Steve Patterson has enjoyed a diverse career with the Santa Fe which landed him in this forgotten corner of the Santa Fe empire around 1969. He supervised 44 open agencies on ATSF’s Southern Division (everything south of Cleburne). During his tenure the Santa Fe began to close little-used or redundant agencies. I was forwarded some of his images from the area and reached out to him with a request to host some of them here. Mr. Patterson graciously agreed and shared the images on the above slideshow!
This piece of railroad is relevant here as I have penned the entire Silsbee network into my proto-freelanced Texas & Great Northern Railroad. It is a wonderful fit!
Meridian Speedway Library Addition
Paulsen Spence and the Louisiana Eastern story complete in library!
Many thanks to Louis Saillard who allowed me to display his article on the Louisiana Eastern in my Meridian Speedway library. Truly a fascinating prototype story of one man's railroad, this article also has relevance to my Proto-Freelanced model railroad network. This story plays a key role in the story of my Proto-Freelanced Mississippi Central Railroad. That story will be written soon.

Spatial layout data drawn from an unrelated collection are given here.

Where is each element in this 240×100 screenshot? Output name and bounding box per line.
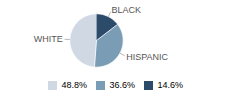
svg-text:HISPANIC: HISPANIC bbox=[126, 52, 168, 62]
html-text:14.6%: 14.6% bbox=[157, 80, 183, 90]
svg-text:WHITE: WHITE bbox=[34, 34, 63, 44]
svg-text:BLACK: BLACK bbox=[111, 5, 141, 15]
html-text:48.8%: 48.8% bbox=[61, 80, 87, 90]
html-text:36.6%: 36.6% bbox=[109, 80, 135, 90]
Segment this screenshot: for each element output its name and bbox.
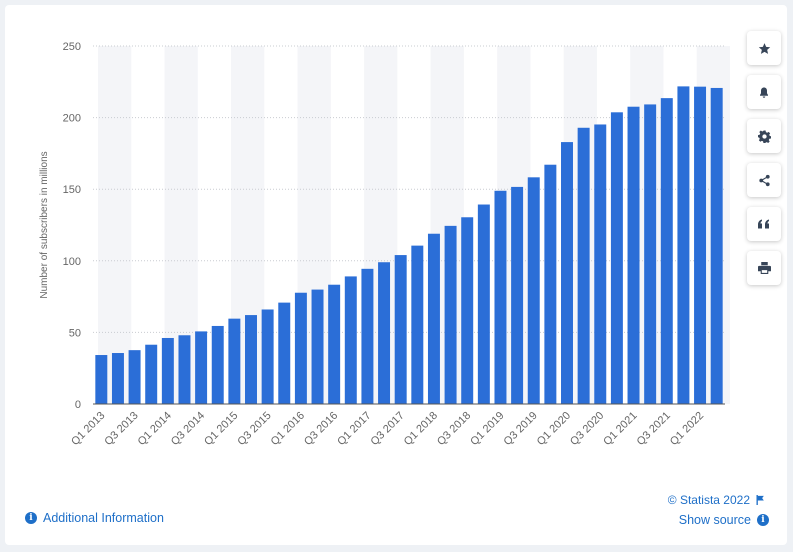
- bar[interactable]: [594, 124, 607, 404]
- y-tick-label: 150: [63, 184, 81, 196]
- x-tick-label: Q3 2013: [102, 410, 140, 448]
- flag-icon: [756, 495, 764, 505]
- x-tick-label: Q1 2021: [601, 410, 639, 448]
- additional-info-link[interactable]: i Additional Information: [25, 511, 164, 525]
- x-tick-label: Q3 2019: [502, 410, 540, 448]
- x-tick-label: Q3 2016: [302, 410, 340, 448]
- bar[interactable]: [128, 350, 141, 404]
- x-tick-label: Q1 2017: [335, 410, 373, 448]
- y-tick-label: 250: [63, 41, 81, 53]
- bell-icon: [760, 87, 768, 98]
- bars: [95, 86, 723, 405]
- bar[interactable]: [195, 331, 208, 404]
- bar[interactable]: [328, 284, 341, 404]
- bar[interactable]: [311, 289, 324, 404]
- bar[interactable]: [710, 87, 723, 404]
- star-icon: [758, 42, 770, 54]
- bar[interactable]: [378, 262, 391, 404]
- info-icon: i: [25, 512, 37, 524]
- bar[interactable]: [361, 268, 374, 404]
- bar[interactable]: [610, 112, 623, 404]
- x-tick-label: Q1 2014: [136, 410, 174, 448]
- bar[interactable]: [561, 142, 573, 404]
- y-tick-label: 0: [75, 399, 81, 411]
- bar[interactable]: [294, 292, 307, 404]
- x-tick-label: Q1 2020: [535, 410, 573, 448]
- x-tick-label: Q3 2017: [368, 410, 406, 448]
- x-tick-label: Q1 2016: [269, 410, 307, 448]
- bar[interactable]: [344, 276, 357, 404]
- bar[interactable]: [477, 204, 490, 404]
- x-tick-label: Q3 2015: [235, 410, 273, 448]
- x-tick-label: Q3 2020: [568, 410, 606, 448]
- bar[interactable]: [461, 217, 474, 404]
- chart-card: 0 50 100 150 200 250 Q1 2013 Q3 2013 Q1 2014 Q3 …: [5, 5, 787, 545]
- print-icon: [757, 262, 771, 274]
- x-tick-label: Q1 2018: [402, 410, 440, 448]
- bar[interactable]: [411, 245, 424, 404]
- x-tick-label: Q3 2018: [435, 410, 473, 448]
- bar[interactable]: [544, 164, 557, 404]
- print-button[interactable]: [747, 251, 781, 285]
- show-source-text: Show source: [678, 513, 751, 527]
- y-tick-label: 200: [63, 113, 81, 125]
- x-tick-label: Q1 2019: [468, 410, 506, 448]
- info-icon: i: [757, 514, 769, 526]
- x-tick-label: Q1 2013: [69, 410, 107, 448]
- copyright-text: © Statista 2022: [667, 493, 750, 507]
- cite-button[interactable]: [747, 207, 781, 241]
- favorite-button[interactable]: [747, 31, 781, 65]
- copyright[interactable]: © Statista 2022: [668, 493, 765, 507]
- bar[interactable]: [228, 318, 241, 404]
- gear-icon: [757, 130, 771, 143]
- column-band: [97, 46, 132, 404]
- bar[interactable]: [627, 106, 640, 404]
- bar[interactable]: [95, 355, 108, 404]
- bar[interactable]: [494, 190, 507, 404]
- bar[interactable]: [161, 337, 174, 404]
- bar[interactable]: [278, 302, 291, 404]
- bar[interactable]: [644, 104, 657, 404]
- bar[interactable]: [211, 325, 224, 404]
- bar[interactable]: [527, 177, 540, 404]
- x-tick-label: Q1 2022: [668, 410, 706, 448]
- share-icon: [758, 174, 770, 186]
- settings-button[interactable]: [747, 119, 781, 153]
- bar[interactable]: [660, 98, 673, 404]
- bar[interactable]: [511, 186, 524, 404]
- x-tick-label: Q3 2014: [169, 410, 207, 448]
- bar[interactable]: [577, 127, 590, 404]
- bar[interactable]: [178, 335, 191, 404]
- y-axis-ticks: 0 50 100 150 200 250: [63, 41, 81, 411]
- bar[interactable]: [145, 344, 158, 404]
- bar[interactable]: [394, 255, 407, 404]
- bar[interactable]: [261, 309, 274, 404]
- bar[interactable]: [245, 315, 257, 404]
- bar[interactable]: [111, 353, 124, 404]
- bar[interactable]: [427, 233, 440, 404]
- additional-info-text: Additional Information: [43, 511, 164, 525]
- share-button[interactable]: [747, 163, 781, 197]
- y-tick-label: 50: [69, 327, 81, 339]
- x-tick-label: Q1 2015: [202, 410, 240, 448]
- y-axis-label: Number of subscribers in millions: [39, 151, 50, 298]
- quote-icon: [758, 219, 769, 228]
- y-tick-label: 100: [63, 256, 81, 268]
- show-source-link[interactable]: Show source i: [679, 513, 769, 527]
- bar[interactable]: [677, 86, 690, 405]
- notification-button[interactable]: [747, 75, 781, 109]
- x-tick-label: Q3 2021: [635, 410, 673, 448]
- bar[interactable]: [444, 225, 457, 404]
- bar[interactable]: [694, 86, 707, 405]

Also, thanks to both Louis Saillard and J. Parker Lamb for providing the accompanying photographs.
Enjoy the read!
Slide Show by Nick Huth Added to Site...
I asked my friend Nick Huth if he would mind sharing some photos he took of an excursion on the Arkansas Louisiana & Mississippi in the mid 90's. He obliged, sending some prints in the mail. I have scanned them and created this slide show on my Meridian Speedway website. The experiences I had with the Georgia Pacific railroads during this period led to the inspiration for the Proto-Freelanced railroads of my own Meridian Speedway.

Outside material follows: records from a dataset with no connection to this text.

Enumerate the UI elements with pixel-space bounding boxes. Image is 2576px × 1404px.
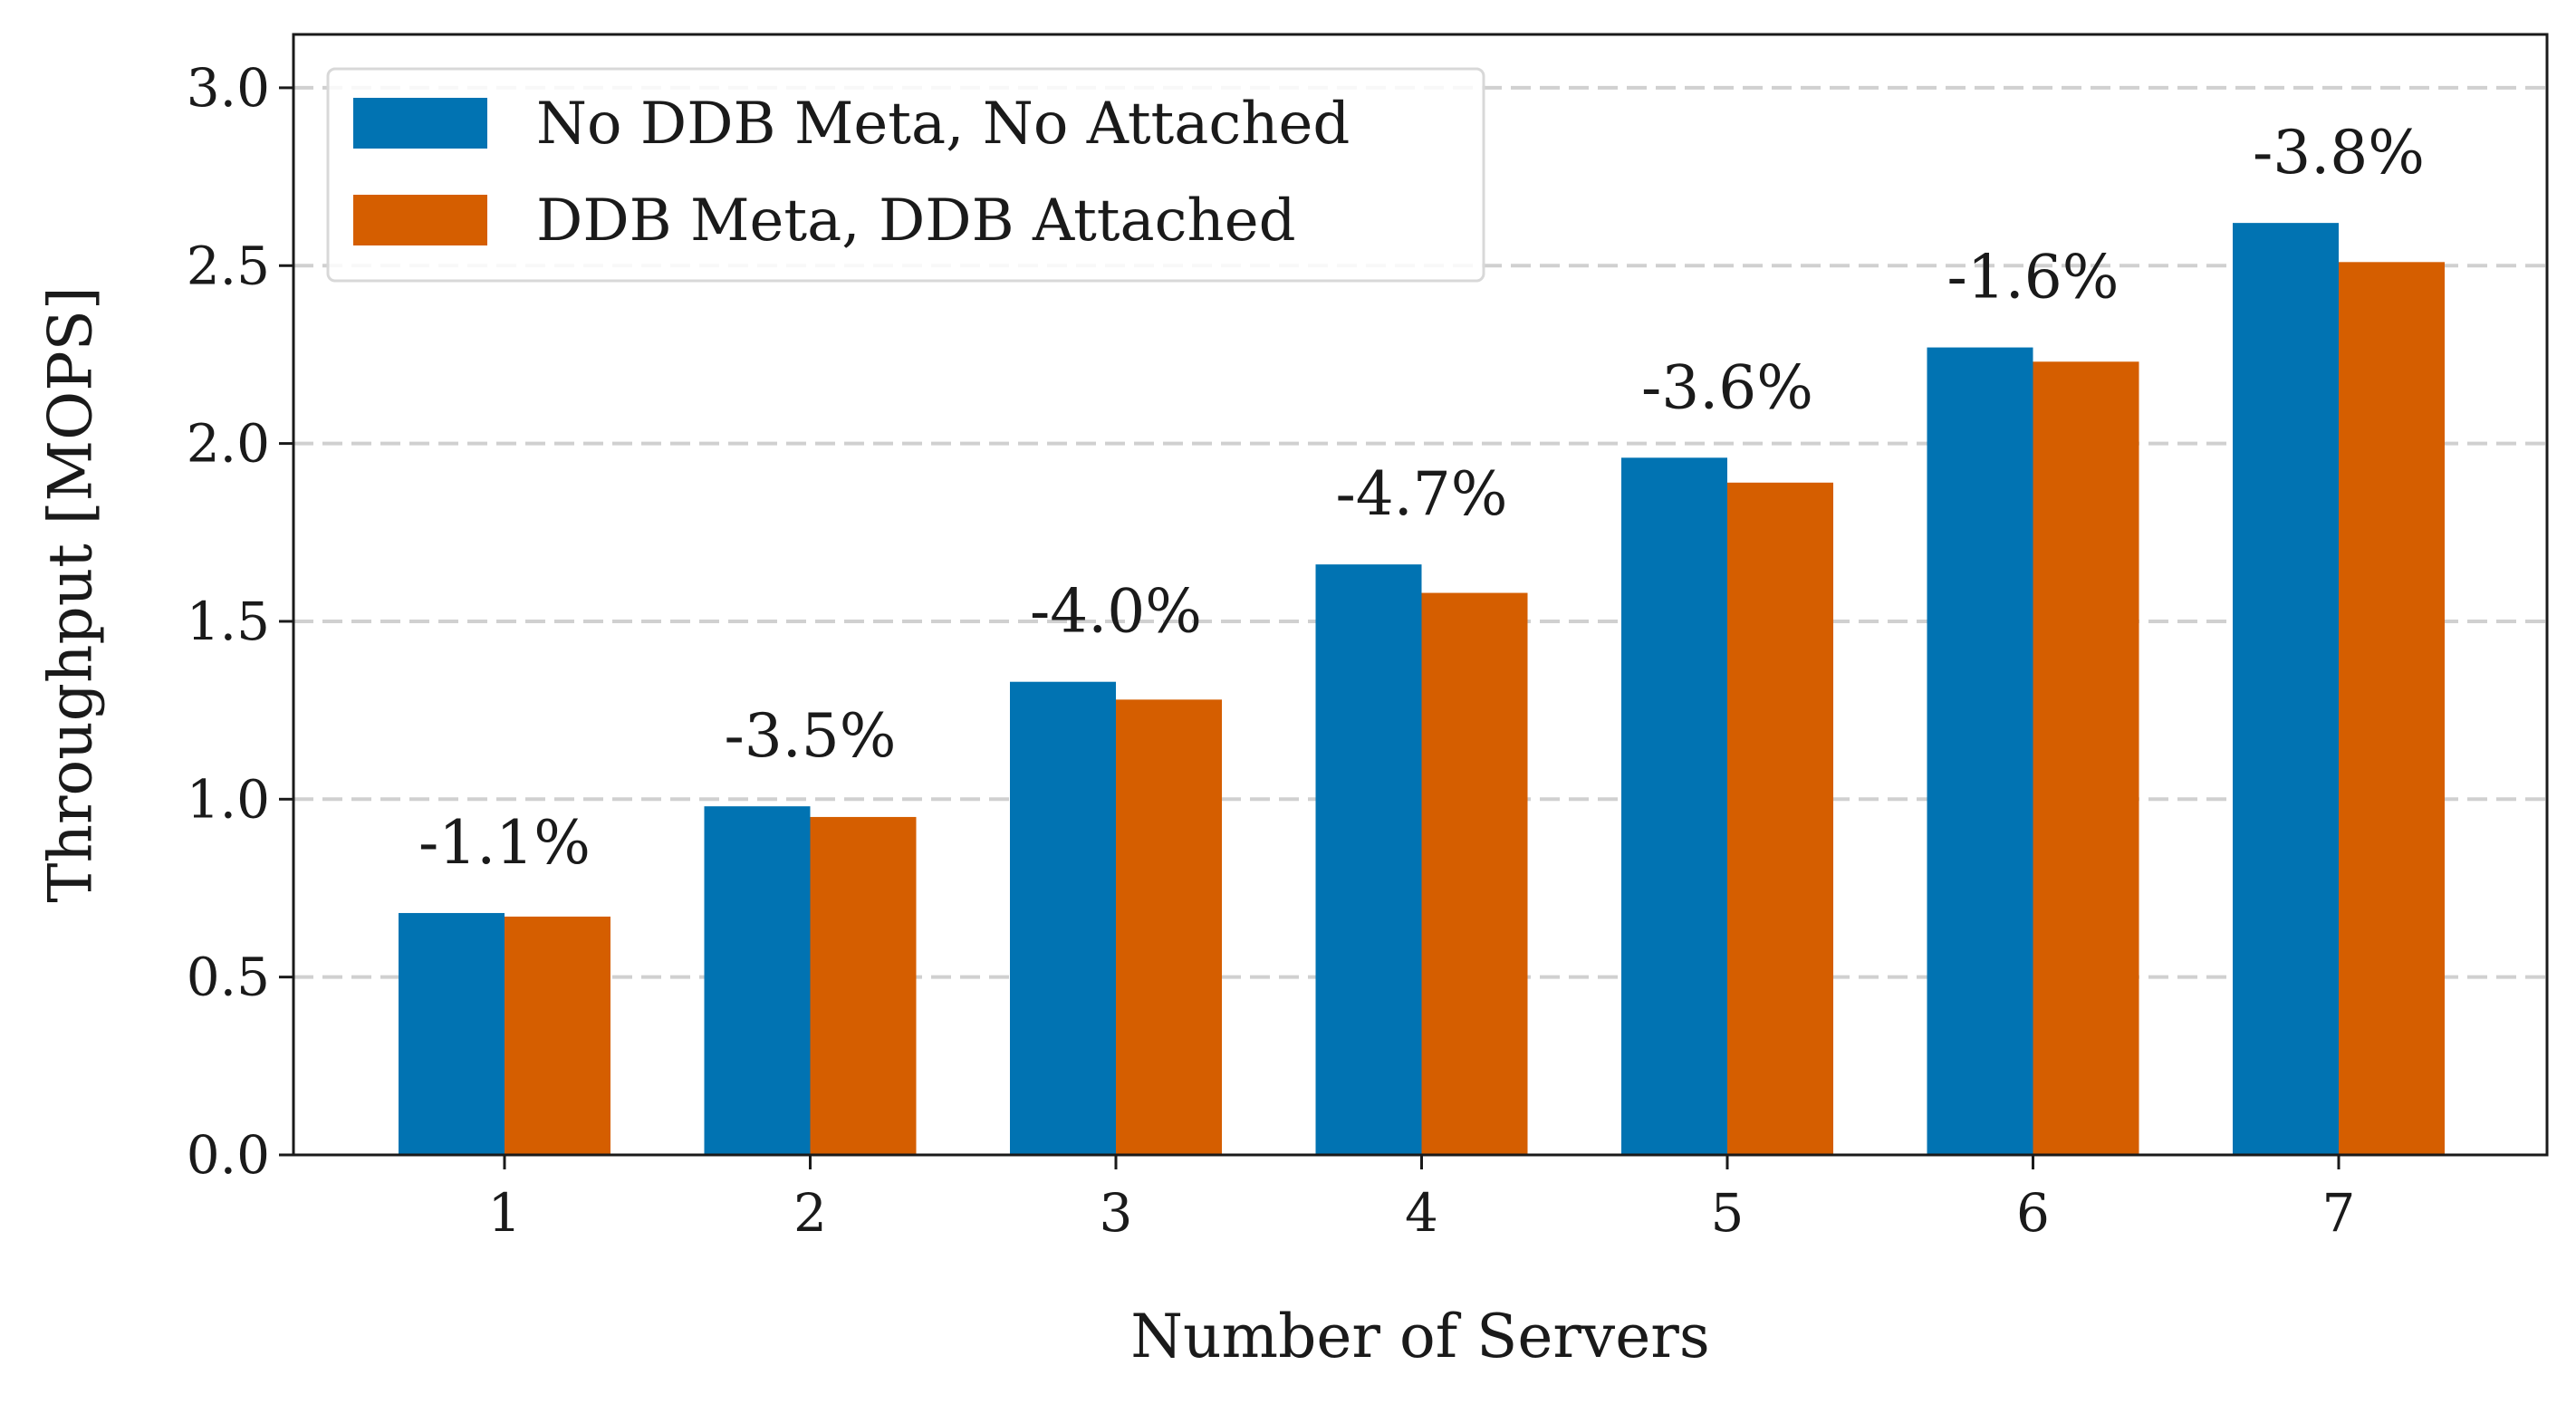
bar-annotation: -3.8% bbox=[2253, 118, 2425, 188]
y-tick-label: 2.0 bbox=[187, 413, 270, 475]
bar-no-ddb bbox=[1315, 564, 1422, 1155]
y-tick-label: 0.5 bbox=[187, 947, 270, 1008]
x-tick-label: 2 bbox=[793, 1182, 827, 1244]
bar-ddb bbox=[2339, 262, 2445, 1155]
bar-annotation: -4.7% bbox=[1336, 459, 1508, 529]
bar-ddb bbox=[1116, 699, 1222, 1155]
bar-ddb bbox=[505, 916, 610, 1155]
bar-no-ddb bbox=[1621, 457, 1727, 1155]
x-tick-label: 7 bbox=[2322, 1182, 2356, 1244]
bar-annotation: -3.5% bbox=[725, 701, 897, 771]
y-tick-label: 3.0 bbox=[187, 57, 270, 119]
legend-label: No DDB Meta, No Attached bbox=[536, 91, 1350, 158]
bar-annotation: -3.6% bbox=[1641, 352, 1813, 422]
bar-annotation: -1.1% bbox=[418, 808, 591, 878]
x-tick-label: 5 bbox=[1711, 1182, 1745, 1244]
x-tick-label: 4 bbox=[1405, 1182, 1438, 1244]
x-tick-label: 1 bbox=[488, 1182, 522, 1244]
y-axis-label: Throughput [MOPS] bbox=[36, 286, 106, 902]
bar-no-ddb bbox=[1927, 347, 2033, 1156]
bar-no-ddb bbox=[704, 806, 811, 1155]
legend-swatch bbox=[353, 195, 487, 245]
bar-no-ddb bbox=[1010, 681, 1116, 1155]
y-tick-label: 2.5 bbox=[187, 235, 270, 296]
y-tick-label: 0.0 bbox=[187, 1124, 270, 1186]
legend-label: DDB Meta, DDB Attached bbox=[536, 188, 1296, 255]
x-axis: 1 2 3 4 5 6 7 bbox=[488, 1155, 2356, 1244]
legend-box bbox=[326, 67, 1485, 283]
x-tick-label: 3 bbox=[1100, 1182, 1133, 1244]
bar-ddb bbox=[2033, 361, 2139, 1155]
bar-annotation: -1.6% bbox=[1947, 243, 2119, 313]
bar-ddb bbox=[1421, 592, 1528, 1155]
x-axis-label: Number of Servers bbox=[1130, 1302, 1709, 1371]
y-tick-label: 1.0 bbox=[187, 768, 270, 830]
legend-swatch bbox=[353, 98, 487, 149]
bar-no-ddb bbox=[399, 912, 505, 1155]
y-axis: 0.0 0.5 1.0 1.5 2.0 2.5 3.0 bbox=[187, 57, 293, 1186]
bar-annotations: -1.1% -3.5% -4.0% -4.7% -3.6% -1.6% -3.8% bbox=[418, 118, 2425, 878]
bar-annotation: -4.0% bbox=[1030, 577, 1202, 647]
y-tick-label: 1.5 bbox=[187, 591, 270, 652]
legend: No DDB Meta, No Attached DDB Meta, DDB At… bbox=[326, 67, 1485, 283]
x-tick-label: 6 bbox=[2016, 1182, 2050, 1244]
bar-no-ddb bbox=[2233, 223, 2339, 1156]
bars bbox=[399, 223, 2445, 1156]
bar-ddb bbox=[1727, 482, 1833, 1155]
bar-ddb bbox=[810, 816, 917, 1155]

The individuals in the first photo are, left to right, Lowell G. McManus, James H. Selzer, and myself, Christopher Palmieri....

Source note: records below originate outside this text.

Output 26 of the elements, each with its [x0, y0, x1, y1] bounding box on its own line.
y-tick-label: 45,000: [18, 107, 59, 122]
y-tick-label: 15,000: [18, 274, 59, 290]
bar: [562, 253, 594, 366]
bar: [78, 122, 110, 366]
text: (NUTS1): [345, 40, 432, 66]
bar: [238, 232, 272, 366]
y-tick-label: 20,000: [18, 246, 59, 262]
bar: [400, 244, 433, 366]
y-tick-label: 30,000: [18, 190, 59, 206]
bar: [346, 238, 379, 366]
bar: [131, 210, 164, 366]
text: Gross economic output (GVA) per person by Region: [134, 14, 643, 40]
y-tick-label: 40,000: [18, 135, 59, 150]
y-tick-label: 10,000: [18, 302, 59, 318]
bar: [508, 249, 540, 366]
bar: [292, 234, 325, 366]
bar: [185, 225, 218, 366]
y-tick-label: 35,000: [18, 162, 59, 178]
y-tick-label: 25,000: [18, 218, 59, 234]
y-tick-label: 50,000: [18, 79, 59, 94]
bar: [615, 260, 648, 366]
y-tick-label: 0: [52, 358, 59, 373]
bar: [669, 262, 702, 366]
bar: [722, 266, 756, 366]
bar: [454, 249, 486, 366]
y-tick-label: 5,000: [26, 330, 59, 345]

Thanks for sharing the memories, Nick!
Essay by Lowell G. McManus added to the Library!
I reached out to long-time friend Lowell G. McManus looking for an article I believed he authored documenting a trip we made to Mexico's spectacular Copper Canyon in 1995. Though that document did not surface, Lowell did volunteer several of his writings to display in my library. The first one on the shelves is his research on the Completion of Arthur Stilwell's Kansas City, Pittsburg, and Gulf Railroad which would become part of the KCS we all know today!
This railroad of course is a major life-line to the region served by the Meridian Speedway, intersecting it at Shreveport, Louisiana. This is a great account of the era of Rail Barons and how they helped shape where communities in America were developed.
Lowell prepared this work for presentation at the 1997 convention of the KCSHS which was hosted in the New Orleans area by my family. Many thanks to Lowell for allowing this essay to be available for viewing in my library!
Amtrak P40-8 819 Essay by Michael Palmieri Found!
My father, Michael Palmieri, had devoted much time to his website called Louisiana Rail Site. This site was dedicated to all things rail in Louisiana and neighboring areas. Tragically, the server that housed the site was the victim of Hurricane Katrina. Recently while surfing the web for something unrelated I came across a link to an essay that my father had published on his website which was saved by web.archive.org.
Through this link: http://web.archive.org/web/20030308195035/http://lrs.railspot.com/amt819.htm I was able to recover this lost work and post it in my library. Included on the page is a photograph I took of Amtrak 819 in New Orleans shortly before it was destroyed. This unit was 20 days old at the end of its career so not many photo exist of it. I am proud to have "NOT JUST ANOTHER P40" im my library!